The JEA, Florida, (Aa3/AA+/AA/) is set to price on Tuesday $128.765 million of water and sewer system revenue refunding bonds, serials, 2023-2041. Wells Fargo Securities

Westmoreland County, Pennsylvania, is set to price on Wednesday $126.48 million of taxable general obligation bonds, serials 2021-2041. Boenning & Scattergood, Inc.

The New York State Bridge Authority (Aa3/A+//) is set to price on Wednesday $112.95 million of general revenue and general revenue refunding forward-delivery bonds, $76.475 million of series A, serials 2028-2041, terms 2046, 2051, $36.48 million of Series B, 2022-2036. RBC Capital Markets.

Oberlin College, Ohio, (Aa3/AA-//) is set to price $110.59 million of bonds, $80.65 million of green taxable bonds (Climate Bond Certified) and $29.94 million of corporate CUSIP bonds. Morgan Stanley & Co. LLC.

The Wisconsin Health and Educational Facilities Authority (/AA-/AA-/) is set to price on Wednesday $104.9 million of Gundersen Health System refunding revenue bonds. BofA Securities.

Grand Rapids, Michigan, (Aa2/AA//) is set to price on Tuesday $102 million of taxable sanitary sewer system revenue refunding bonds, serials 2022-2035, term 2042. Citigroup Global Markets Inc.

San Antonio, Texas, Education Facilities Corp. (Baa1///) is set to price $100.3 million of higher education revenue improvement and refunding bonds (University of the Incarnate Word Project), Series 2021A, serials 2038-2054. Raymond James & Associates, Inc.

In the competitive market, Colorado is set to sell $370 million of educational loan program tax anticipation notes, maturing 6/29/2022, at 11 a.m. eastern on Tuesday.

Broward County, Florida, (MIG1//) is set to sell $160 million of tax anticipation notes, maturing 6/30/2022, at 11 a.m.

Orange County Sanitation District, California, (Aaa/AAA/AAA/) is set to sell $135.5 million of wastewater refunding obligation bonds at 10:45 a.m.

On Wednesday, Santa Clara County, California, (/AAA/AA+/) is set to sell $350 million of taxable general obligation bonds at 10:30 a.m.

The New York City Transitional Finance Authority is set to sell $210.3 million of taxable building aid revenue bonds at 10:15 a.m.

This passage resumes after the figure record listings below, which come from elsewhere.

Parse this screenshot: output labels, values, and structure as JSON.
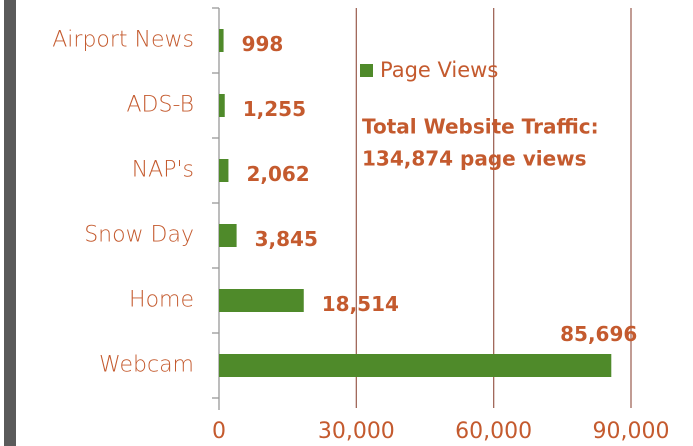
{
  "chart_data": {
    "type": "bar",
    "orientation": "horizontal",
    "categories": [
      "Airport News",
      "ADS-B",
      "NAP's",
      "Snow Day",
      "Home",
      "Webcam"
    ],
    "series": [
      {
        "name": "Page Views",
        "color": "#4f8a2a",
        "values": [
          998,
          1255,
          2062,
          3845,
          18514,
          85696
        ],
        "value_labels": [
          "998",
          "1,255",
          "2,062",
          "3,845",
          "18,514",
          "85,696"
        ]
      }
    ],
    "xlim": [
      0,
      90000
    ],
    "xticks": [
      0,
      {
        "value": 30000,
        "label": "30,000"
      },
      {
        "value": 60000,
        "label": "60,000"
      },
      {
        "value": 90000,
        "label": "90,000"
      }
    ],
    "grid": true,
    "annotations": [
      "Total Website Traffic:",
      "134,874 page views"
    ]
  }
}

San Jose, California, (Aa1/AA+/AAA/) is set to sell $200 million of general obligation bonds at 10:30 a.m.

New Hampshire is set to sell $123 million of Series 2021 C exempt at 10:30 a.m. and $10.2 million of taxable bonds at 11 a.m.

On Thursday, Memphis, Tennessee, is set to sell $160 million of general improvement refunding bonds at 10:30 a.m.